Rio de Janeiro - O juiz Lafredo Lisbôa, da 3 Vara Federal Criminal, condenou à prisão 22 dos 23 réus do processo que investigou o envio ilegal de US$ 33,4 milhões para contas na Suíça. Entre os condenados está o ex-subsecretário de Administração Tributária do Rio de Janeiro, durante o governo de Anthony Garotinho (1999 a abril 2002) Rodrigo Silveirinha Corrêa, sentenciado a 15 anos de prisão e o pagamento de 150 dias-multa, ao valor diário de cinco salários mínimos.

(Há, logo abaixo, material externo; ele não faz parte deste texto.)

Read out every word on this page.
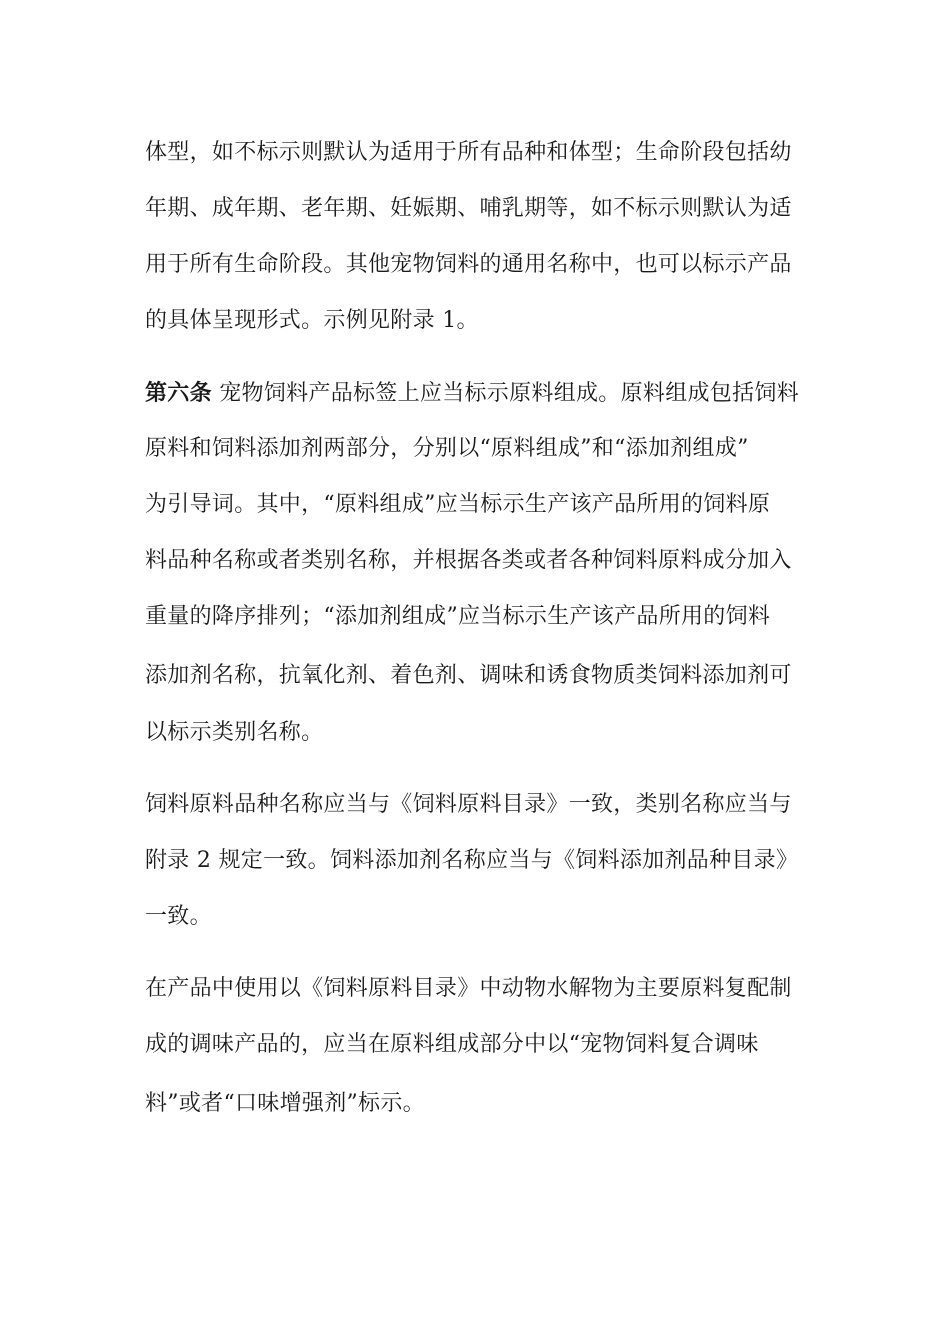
体型，如不标示则默认为适用于所有品种和体型；生命阶段包括幼
年期、成年期、老年期、妊娠期、哺乳期等，如不标示则默认为适
用于所有生命阶段。其他宠物饲料的通用名称中，也可以标示产品
的具体呈现形式。示例见附录 1。
第六条 宠物饲料产品标签上应当标示原料组成。原料组成包括饲料
原料和饲料添加剂两部分，分别以“原料组成”和“添加剂组成”
为引导词。其中，“原料组成”应当标示生产该产品所用的饲料原
料品种名称或者类别名称，并根据各类或者各种饲料原料成分加入
重量的降序排列；“添加剂组成”应当标示生产该产品所用的饲料
添加剂名称，抗氧化剂、着色剂、调味和诱食物质类饲料添加剂可
以标示类别名称。
饲料原料品种名称应当与《饲料原料目录》一致，类别名称应当与
附录 2 规定一致。饲料添加剂名称应当与《饲料添加剂品种目录》
一致。
在产品中使用以《饲料原料目录》中动物水解物为主要原料复配制
成的调味产品的，应当在原料组成部分中以“宠物饲料复合调味
料”或者“口味增强剂”标示。
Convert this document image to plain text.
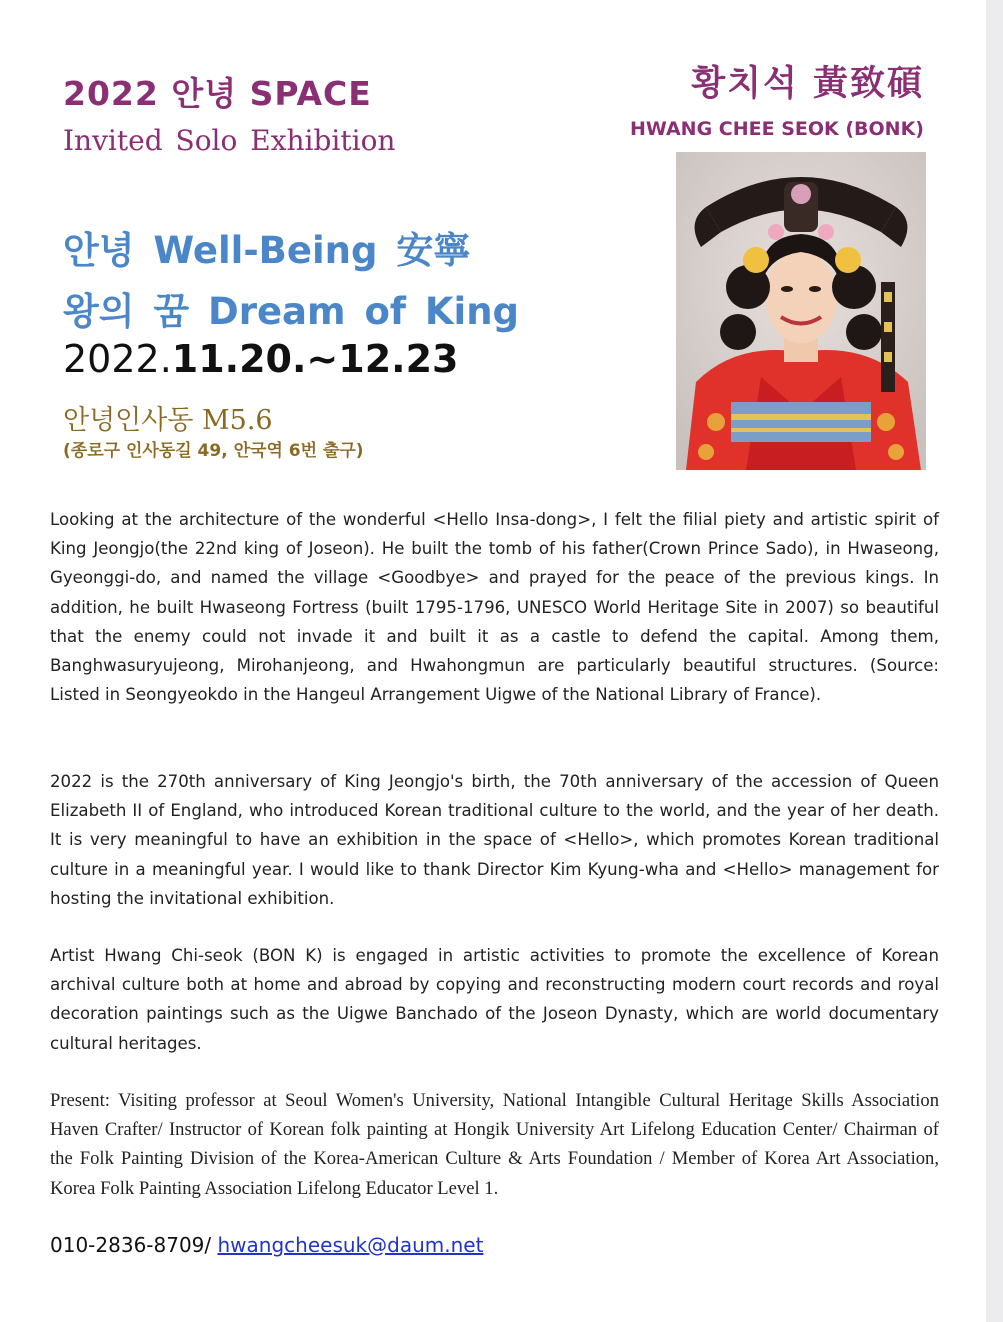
2022 안녕 SPACE
Invited Solo Exhibition
황치석 黃致碩
HWANG CHEE SEOK (BONK)
안녕 Well-Being 安寧
왕의 꿈 Dream of King
2022.11.20.~12.23
안녕인사동 M5.6
(종로구 인사동길 49, 안국역 6번 출구)

Looking at the architecture of the wonderful <Hello Insa-dong>, I felt the filial piety and artistic spirit of King Jeongjo(the 22nd king of Joseon). He built the tomb of his father(Crown Prince Sado), in Hwaseong, Gyeonggi-do, and named the village <Goodbye> and prayed for the peace of the previous kings. In addition, he built Hwaseong Fortress (built 1795-1796, UNESCO World Heritage Site in 2007) so beautiful that the enemy could not invade it and built it as a castle to defend the capital. Among them, Banghwasuryujeong, Mirohanjeong, and Hwahongmun are particularly beautiful structures. (Source: Listed in Seongyeokdo in the Hangeul Arrangement Uigwe of the National Library of France).

2022 is the 270th anniversary of King Jeongjo's birth, the 70th anniversary of the accession of Queen Elizabeth II of England, who introduced Korean traditional culture to the world, and the year of her death. It is very meaningful to have an exhibition in the space of <Hello>, which promotes Korean traditional culture in a meaningful year. I would like to thank Director Kim Kyung-wha and <Hello> management for hosting the invitational exhibition.

Artist Hwang Chi-seok (BON K) is engaged in artistic activities to promote the excellence of Korean archival culture both at home and abroad by copying and reconstructing modern court records and royal decoration paintings such as the Uigwe Banchado of the Joseon Dynasty, which are world documentary cultural heritages.

Present: Visiting professor at Seoul Women's University, National Intangible Cultural Heritage Skills Association Haven Crafter/ Instructor of Korean folk painting at Hongik University Art Lifelong Education Center/ Chairman of the Folk Painting Division of the Korea-American Culture & Arts Foundation / Member of Korea Art Association, Korea Folk Painting Association Lifelong Educator Level 1.

010-2836-8709/ hwangcheesuk@daum.net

Também foi condenado o ex-chefe da Inspetoria de Contribuintes de Grande Porte na Secretaria de Fazenda, durante o mesmo governo, Carlos Eduardo Pereira Ramos, condenado a 17 anos e meio e 150 dias-multa. A mesma pena de prisão foi aplicada ao fiscal Rômulo Gonçalves, também condenado a pagar 180 dias-multa. O ex-chefe de Gabinete da Secretaria da Fazenda, do mesmo governo, Lúcio Picanço, foi condenado a 14 anos e meio de prisão e 150 dias-multa.
Os empresários de futebol Alexandre Martins e Reinaldo Pitta, procuradores de mais de 100 jogadores, entre eles do atacante Ronaldo (do Real Madri e da seleção brasileira) foram condenadas ambos 11 anos de prisão e 120 dias-multa pela acusação de ter ajudado a enviar o dinheiro para o exterior. Também foram condenados o fiscal Júlio Cesar Nogueira (14 anos e 120 dias-multa) e os auditores federais Hélio Lucena Ramos da Silva (17 anos e 150 dias-multa); Sérgio Jacomi de Lucena (16 anos e meio 150 dias-multa); Amauri Franklin Nogueira Filho (14 anos e meio, 120 dias-multa); Marcos Bonfim (14 anos e meio e 120 dias multa); Axel Hander (14 anos e 120 dias-multa); Roberto Vommaro (14 anos e 120 dias-multa) e Heraldo da Silva Braga (15 anos e 120 dias-multa).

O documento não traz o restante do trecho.